A company has 2 machines. On any day, each machine that is working has a 1/3 chance of breaking down. If a machine breaks down during the day, it is sent to a repair facility and will be working 2 days after it breaks down. Letting the state of the system be the number of machines working at the beginning of the day, formulate a transition probability matrix for this situation.
P =
[1/3, 2/3, 0, 0]
[0, 1/3, 2/3, 0]
[0, 0, 1/3, 2/3]
[0, 0, 0, 1]
To formulate a transition probability matrix for this situation, we will consider the possible states of the system and the probabilities of transitioning between these states.
In this scenario, we have two machines, and at the beginning of the day, there are three possible states:
1. State 0: Both machines are broken.
2. State 1: One machine is working, and the other is broken.

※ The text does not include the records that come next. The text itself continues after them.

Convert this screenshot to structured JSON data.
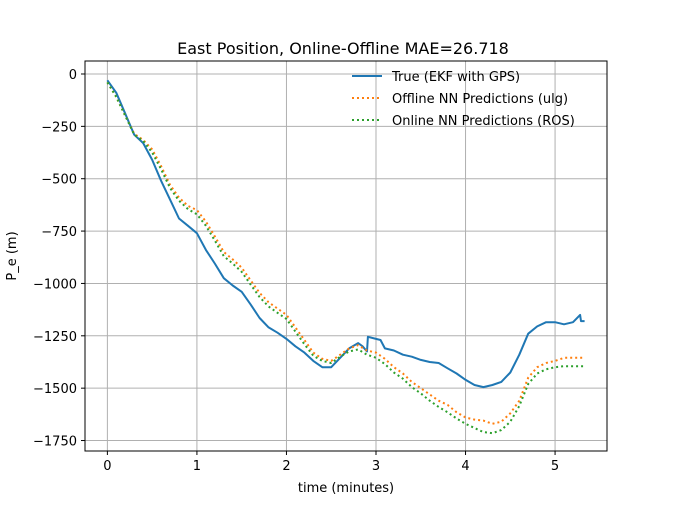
{
  "chart_data": {
    "type": "line",
    "title": "East Position, Online-Offline  MAE=26.718",
    "xlabel": "time (minutes)",
    "ylabel": "P_e (m)",
    "xlim": [
      -0.25,
      5.58
    ],
    "ylim": [
      -1800,
      62
    ],
    "xticks": [
      0,
      1,
      2,
      3,
      4,
      5
    ],
    "yticks": [
      0,
      -250,
      -500,
      -750,
      -1000,
      -1250,
      -1500,
      -1750
    ],
    "xtick_labels": [
      "0",
      "1",
      "2",
      "3",
      "4",
      "5"
    ],
    "ytick_labels": [
      "0",
      "−250",
      "−500",
      "−750",
      "−1000",
      "−1250",
      "−1500",
      "−1750"
    ],
    "grid": true,
    "legend_position": "top-right",
    "series": [
      {
        "name": "True (EKF with GPS)",
        "color": "#1f77b4",
        "style": "solid",
        "points": [
          [
            0.0,
            -30
          ],
          [
            0.1,
            -90
          ],
          [
            0.2,
            -190
          ],
          [
            0.3,
            -290
          ],
          [
            0.4,
            -330
          ],
          [
            0.5,
            -410
          ],
          [
            0.6,
            -510
          ],
          [
            0.7,
            -600
          ],
          [
            0.8,
            -690
          ],
          [
            0.9,
            -725
          ],
          [
            1.0,
            -760
          ],
          [
            1.1,
            -840
          ],
          [
            1.2,
            -905
          ],
          [
            1.3,
            -975
          ],
          [
            1.4,
            -1010
          ],
          [
            1.5,
            -1040
          ],
          [
            1.6,
            -1100
          ],
          [
            1.7,
            -1165
          ],
          [
            1.8,
            -1210
          ],
          [
            1.9,
            -1235
          ],
          [
            2.0,
            -1265
          ],
          [
            2.1,
            -1300
          ],
          [
            2.2,
            -1330
          ],
          [
            2.3,
            -1370
          ],
          [
            2.4,
            -1400
          ],
          [
            2.5,
            -1400
          ],
          [
            2.6,
            -1355
          ],
          [
            2.7,
            -1310
          ],
          [
            2.8,
            -1285
          ],
          [
            2.85,
            -1300
          ],
          [
            2.9,
            -1325
          ],
          [
            2.91,
            -1255
          ],
          [
            3.0,
            -1265
          ],
          [
            3.05,
            -1270
          ],
          [
            3.1,
            -1310
          ],
          [
            3.2,
            -1320
          ],
          [
            3.3,
            -1340
          ],
          [
            3.4,
            -1350
          ],
          [
            3.5,
            -1365
          ],
          [
            3.6,
            -1375
          ],
          [
            3.7,
            -1380
          ],
          [
            3.8,
            -1405
          ],
          [
            3.9,
            -1430
          ],
          [
            4.0,
            -1460
          ],
          [
            4.1,
            -1485
          ],
          [
            4.2,
            -1495
          ],
          [
            4.3,
            -1485
          ],
          [
            4.4,
            -1470
          ],
          [
            4.5,
            -1425
          ],
          [
            4.6,
            -1340
          ],
          [
            4.7,
            -1240
          ],
          [
            4.8,
            -1205
          ],
          [
            4.9,
            -1185
          ],
          [
            5.0,
            -1185
          ],
          [
            5.1,
            -1195
          ],
          [
            5.2,
            -1185
          ],
          [
            5.28,
            -1150
          ],
          [
            5.29,
            -1180
          ],
          [
            5.33,
            -1180
          ]
        ]
      },
      {
        "name": "Offline NN Predictions (ulg)",
        "color": "#ff7f0e",
        "style": "dotted",
        "points": [
          [
            0.0,
            -40
          ],
          [
            0.1,
            -110
          ],
          [
            0.2,
            -200
          ],
          [
            0.3,
            -285
          ],
          [
            0.4,
            -315
          ],
          [
            0.5,
            -360
          ],
          [
            0.6,
            -440
          ],
          [
            0.7,
            -530
          ],
          [
            0.8,
            -590
          ],
          [
            0.9,
            -630
          ],
          [
            1.0,
            -650
          ],
          [
            1.1,
            -705
          ],
          [
            1.2,
            -775
          ],
          [
            1.3,
            -850
          ],
          [
            1.4,
            -885
          ],
          [
            1.5,
            -925
          ],
          [
            1.6,
            -985
          ],
          [
            1.7,
            -1045
          ],
          [
            1.8,
            -1090
          ],
          [
            1.9,
            -1120
          ],
          [
            2.0,
            -1150
          ],
          [
            2.1,
            -1210
          ],
          [
            2.2,
            -1270
          ],
          [
            2.3,
            -1330
          ],
          [
            2.4,
            -1360
          ],
          [
            2.5,
            -1370
          ],
          [
            2.6,
            -1340
          ],
          [
            2.7,
            -1310
          ],
          [
            2.8,
            -1295
          ],
          [
            2.9,
            -1320
          ],
          [
            3.0,
            -1330
          ],
          [
            3.1,
            -1360
          ],
          [
            3.2,
            -1400
          ],
          [
            3.3,
            -1430
          ],
          [
            3.4,
            -1470
          ],
          [
            3.5,
            -1500
          ],
          [
            3.6,
            -1530
          ],
          [
            3.7,
            -1560
          ],
          [
            3.8,
            -1580
          ],
          [
            3.9,
            -1615
          ],
          [
            4.0,
            -1640
          ],
          [
            4.1,
            -1650
          ],
          [
            4.2,
            -1655
          ],
          [
            4.3,
            -1670
          ],
          [
            4.4,
            -1660
          ],
          [
            4.5,
            -1620
          ],
          [
            4.6,
            -1560
          ],
          [
            4.7,
            -1450
          ],
          [
            4.8,
            -1400
          ],
          [
            4.9,
            -1380
          ],
          [
            5.0,
            -1370
          ],
          [
            5.1,
            -1355
          ],
          [
            5.2,
            -1355
          ],
          [
            5.33,
            -1355
          ]
        ]
      },
      {
        "name": "Online NN Predictions (ROS)",
        "color": "#2ca02c",
        "style": "dotted",
        "points": [
          [
            0.0,
            -40
          ],
          [
            0.1,
            -110
          ],
          [
            0.2,
            -200
          ],
          [
            0.3,
            -290
          ],
          [
            0.4,
            -320
          ],
          [
            0.5,
            -375
          ],
          [
            0.6,
            -455
          ],
          [
            0.7,
            -545
          ],
          [
            0.8,
            -605
          ],
          [
            0.9,
            -645
          ],
          [
            1.0,
            -670
          ],
          [
            1.1,
            -725
          ],
          [
            1.2,
            -795
          ],
          [
            1.3,
            -870
          ],
          [
            1.4,
            -905
          ],
          [
            1.5,
            -945
          ],
          [
            1.6,
            -1005
          ],
          [
            1.7,
            -1065
          ],
          [
            1.8,
            -1110
          ],
          [
            1.9,
            -1140
          ],
          [
            2.0,
            -1170
          ],
          [
            2.1,
            -1230
          ],
          [
            2.2,
            -1290
          ],
          [
            2.3,
            -1345
          ],
          [
            2.4,
            -1370
          ],
          [
            2.5,
            -1380
          ],
          [
            2.6,
            -1350
          ],
          [
            2.7,
            -1325
          ],
          [
            2.8,
            -1315
          ],
          [
            2.9,
            -1340
          ],
          [
            3.0,
            -1355
          ],
          [
            3.1,
            -1385
          ],
          [
            3.2,
            -1425
          ],
          [
            3.3,
            -1455
          ],
          [
            3.4,
            -1495
          ],
          [
            3.5,
            -1525
          ],
          [
            3.6,
            -1560
          ],
          [
            3.7,
            -1590
          ],
          [
            3.8,
            -1615
          ],
          [
            3.9,
            -1645
          ],
          [
            4.0,
            -1670
          ],
          [
            4.1,
            -1690
          ],
          [
            4.2,
            -1710
          ],
          [
            4.3,
            -1715
          ],
          [
            4.4,
            -1700
          ],
          [
            4.5,
            -1660
          ],
          [
            4.6,
            -1585
          ],
          [
            4.7,
            -1480
          ],
          [
            4.8,
            -1430
          ],
          [
            4.9,
            -1410
          ],
          [
            5.0,
            -1400
          ],
          [
            5.1,
            -1395
          ],
          [
            5.2,
            -1395
          ],
          [
            5.33,
            -1395
          ]
        ]
      }
    ]
  }
}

3. State 2: Both machines are working.
Now, let's calculate the probabilities of transitioning between these states:
1. From State 0:
- The probability of staying in State 0 is (1/3) * (1/3) = 1/9. This means that both machines may break down again during the day.

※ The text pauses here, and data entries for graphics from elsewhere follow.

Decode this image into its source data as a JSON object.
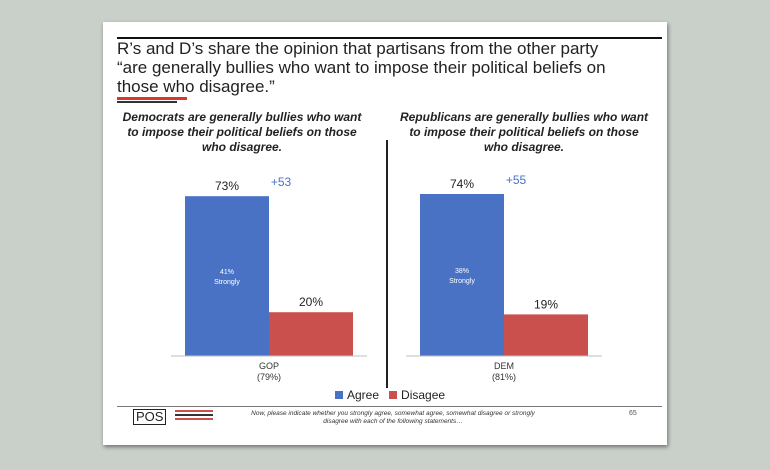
{
  "slide": {
    "title": "R’s and D’s share the opinion that partisans from the other party “are generally bullies who want to impose their political beliefs on those who disagree.”",
    "footnote": "Now, please indicate whether you strongly agree, somewhat agree, somewhat disagree or strongly disagree with each of the following statements…",
    "page_number": "65",
    "logo_text": "POS"
  },
  "legend": [
    {
      "label": "Agree",
      "color": "#4a72c4"
    },
    {
      "label": "Disagee",
      "color": "#c9504c"
    }
  ],
  "chart_data": [
    {
      "type": "bar",
      "title": "Democrats are generally bullies who want to impose their political beliefs on those who disagree.",
      "categories": [
        "GOP"
      ],
      "category_sublabels": [
        "(79%)"
      ],
      "series": [
        {
          "name": "Agree",
          "values": [
            73
          ],
          "labels": [
            "73%"
          ],
          "inner_label": [
            "41%",
            "Strongly"
          ],
          "color": "#4a72c4"
        },
        {
          "name": "Disagee",
          "values": [
            20
          ],
          "labels": [
            "20%"
          ],
          "color": "#c9504c"
        }
      ],
      "difference_label": "+53",
      "ylim": [
        0,
        80
      ]
    },
    {
      "type": "bar",
      "title": "Republicans are generally bullies who want to impose their political beliefs on those who disagree.",
      "categories": [
        "DEM"
      ],
      "category_sublabels": [
        "(81%)"
      ],
      "series": [
        {
          "name": "Agree",
          "values": [
            74
          ],
          "labels": [
            "74%"
          ],
          "inner_label": [
            "38%",
            "Strongly"
          ],
          "color": "#4a72c4"
        },
        {
          "name": "Disagee",
          "values": [
            19
          ],
          "labels": [
            "19%"
          ],
          "color": "#c9504c"
        }
      ],
      "difference_label": "+55",
      "ylim": [
        0,
        80
      ]
    }
  ]
}
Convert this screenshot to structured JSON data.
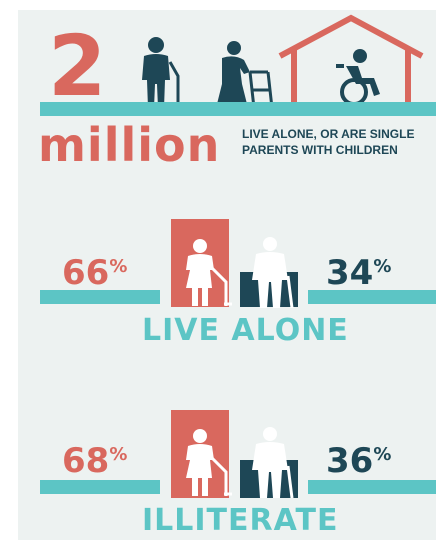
{
  "headline": {
    "number": "2",
    "unit": "million",
    "description": "LIVE ALONE, OR ARE SINGLE PARENTS WITH CHILDREN"
  },
  "rows": [
    {
      "label": "LIVE ALONE",
      "left_value": "66",
      "left_unit": "%",
      "right_value": "34",
      "right_unit": "%"
    },
    {
      "label": "ILLITERATE",
      "left_value": "68",
      "left_unit": "%",
      "right_value": "36",
      "right_unit": "%"
    }
  ],
  "icons": [
    "elderly-man-cane-icon",
    "elderly-woman-walker-icon",
    "house-wheelchair-icon",
    "elderly-woman-icon",
    "elderly-man-icon"
  ],
  "colors": {
    "coral": "#d9685e",
    "teal": "#5cc5c5",
    "navy": "#1e4756",
    "background": "#edf2f1"
  }
}
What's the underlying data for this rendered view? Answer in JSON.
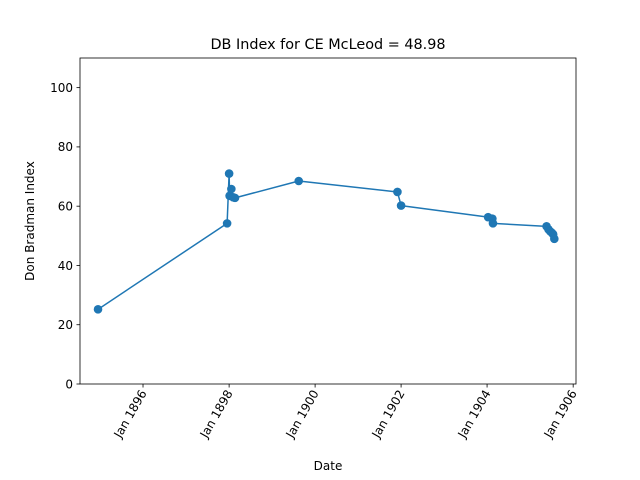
{
  "chart_data": {
    "type": "line",
    "title": "DB Index for CE McLeod = 48.98",
    "xlabel": "Date",
    "ylabel": "Don Bradman Index",
    "x_axis_type": "date",
    "xlim": [
      "1894-07-15",
      "1906-01-25"
    ],
    "ylim": [
      0,
      110
    ],
    "yticks": [
      0,
      20,
      40,
      60,
      80,
      100
    ],
    "xticks": [
      {
        "date": "1896-01-01",
        "label": "Jan 1896"
      },
      {
        "date": "1898-01-01",
        "label": "Jan 1898"
      },
      {
        "date": "1900-01-01",
        "label": "Jan 1900"
      },
      {
        "date": "1902-01-01",
        "label": "Jan 1902"
      },
      {
        "date": "1904-01-01",
        "label": "Jan 1904"
      },
      {
        "date": "1906-01-01",
        "label": "Jan 1906"
      }
    ],
    "grid": false,
    "legend": "none",
    "series": [
      {
        "color": "#1f77b4",
        "marker": "circle",
        "points": [
          {
            "x": "1894-12-15",
            "y": 25.2
          },
          {
            "x": "1897-12-15",
            "y": 54.2
          },
          {
            "x": "1898-01-01",
            "y": 71.0
          },
          {
            "x": "1898-01-05",
            "y": 63.5
          },
          {
            "x": "1898-01-20",
            "y": 65.8
          },
          {
            "x": "1898-02-05",
            "y": 63.0
          },
          {
            "x": "1898-02-20",
            "y": 62.8
          },
          {
            "x": "1899-08-15",
            "y": 68.5
          },
          {
            "x": "1901-12-01",
            "y": 64.8
          },
          {
            "x": "1902-01-01",
            "y": 60.2
          },
          {
            "x": "1904-01-10",
            "y": 56.3
          },
          {
            "x": "1904-02-15",
            "y": 55.8
          },
          {
            "x": "1904-02-20",
            "y": 54.2
          },
          {
            "x": "1905-05-20",
            "y": 53.2
          },
          {
            "x": "1905-06-05",
            "y": 52.2
          },
          {
            "x": "1905-06-20",
            "y": 51.5
          },
          {
            "x": "1905-07-05",
            "y": 51.0
          },
          {
            "x": "1905-07-15",
            "y": 50.5
          },
          {
            "x": "1905-07-25",
            "y": 48.98
          }
        ]
      }
    ]
  }
}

- The probability of transitioning to State 1 is (1/3) * (2/3) = 2/9. This occurs when one machine starts working again.
2. From State 1:
- The probability of transitioning to State 0 is (1/3) * (2/3) = 2/9. This happens when the working machine breaks down.

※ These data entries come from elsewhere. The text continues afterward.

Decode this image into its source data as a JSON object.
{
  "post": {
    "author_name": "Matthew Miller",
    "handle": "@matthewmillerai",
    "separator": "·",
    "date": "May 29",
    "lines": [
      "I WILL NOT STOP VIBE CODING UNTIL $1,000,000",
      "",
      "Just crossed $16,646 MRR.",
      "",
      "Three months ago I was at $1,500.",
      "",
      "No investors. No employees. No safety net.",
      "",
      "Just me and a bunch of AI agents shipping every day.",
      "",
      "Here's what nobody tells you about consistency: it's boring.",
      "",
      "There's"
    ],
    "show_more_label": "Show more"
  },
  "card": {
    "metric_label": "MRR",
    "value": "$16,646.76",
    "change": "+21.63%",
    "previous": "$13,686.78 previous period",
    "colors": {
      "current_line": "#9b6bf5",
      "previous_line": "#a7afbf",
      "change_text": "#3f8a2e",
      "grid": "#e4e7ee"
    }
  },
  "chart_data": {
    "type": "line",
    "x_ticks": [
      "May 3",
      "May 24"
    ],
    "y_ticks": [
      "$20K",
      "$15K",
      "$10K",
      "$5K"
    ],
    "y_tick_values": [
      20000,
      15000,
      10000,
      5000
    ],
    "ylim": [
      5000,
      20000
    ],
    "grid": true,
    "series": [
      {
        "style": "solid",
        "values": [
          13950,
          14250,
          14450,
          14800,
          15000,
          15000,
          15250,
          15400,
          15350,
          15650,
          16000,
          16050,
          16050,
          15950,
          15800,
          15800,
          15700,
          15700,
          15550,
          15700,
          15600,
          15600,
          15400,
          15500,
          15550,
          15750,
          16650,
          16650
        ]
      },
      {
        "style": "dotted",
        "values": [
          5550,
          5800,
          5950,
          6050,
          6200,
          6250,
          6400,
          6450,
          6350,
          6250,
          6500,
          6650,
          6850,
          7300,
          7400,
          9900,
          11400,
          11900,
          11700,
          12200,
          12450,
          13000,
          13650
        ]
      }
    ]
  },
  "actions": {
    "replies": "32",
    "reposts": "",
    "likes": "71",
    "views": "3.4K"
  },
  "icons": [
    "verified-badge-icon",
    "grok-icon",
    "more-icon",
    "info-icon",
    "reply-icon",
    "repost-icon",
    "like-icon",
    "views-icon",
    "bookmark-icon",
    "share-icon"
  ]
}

- The probability of staying in State 1 is (1/3) * (1/3) = 1/9. This means that the broken machine remains broken.
- The probability of transitioning to State 2 is (2/3) * (2/3) = 4/9. This occurs when the broken machine gets repaired.
3. From State 2:
- The probability of transitioning to State 1 is (2/3) * (1/3) = 2/9. This happens when one machine breaks down.
- The probability of staying in State 2 is (2/3) * (2/3) = 4/9. Both machines continue to work.
Now, we can construct the transition probability matrix:
[ P(0→0) P(0→1) P(0→2) ]
[ ]
[ P(1→0) P(1→1) P(1→2) ]
[ ]
[ P(2→0) P(2→1) P(2→2) ]
Substituting the calculated probabilities:
[ 1/9 2/9 0 ]
[ ]
[ 2/9 1/9 4/9 ]
[ ]
[ 0 2/9 4/9 ]
This is the transition probability matrix for the given situation. Each element in the matrix represents the probability of transitioning from one state to another.
To formulate a transition probability matrix for this situation, we need to consider the possible states of the system and the probabilities of transitioning between these states.
In this case, the possible states of the system are:
1. Both machines working (state 0)
2. One machine working (state 1)
3. Both machines broken (state 2)
Given that each machine has a 1/3 chance of breaking down on any day, we can determine the probabilities of transitioning between these states.
For state 0:
- There is a 1/3 chance that both machines will break down: P(0 → 2) = 1/3
- There is a 2/3 chance that both machines will continue working: P(0 → 0) = 2/3
For state 1:
- There is a 1/3 chance that the remaining working machine will break down: P(1 → 2) = 1/3
- There is a 2/3 chance that the other machine will be repaired and both machines will be working: P(1 → 0) = 2/3
For state 2:
- Both machines are not working, so they need to be repaired. After 2 days, both machines will be working again: P(2 → 0) = 1
Therefore, the transition probability matrix for this situation is:
| 0 1 2
——————————
0 | 2/3 0 1/3
1 | 2/3 0 1/3
2 | 1 0 0
In this matrix, each row represents the current state, and each column represents the next state. The values in the matrix represent the probabilities of transitioning from the current state to the next state.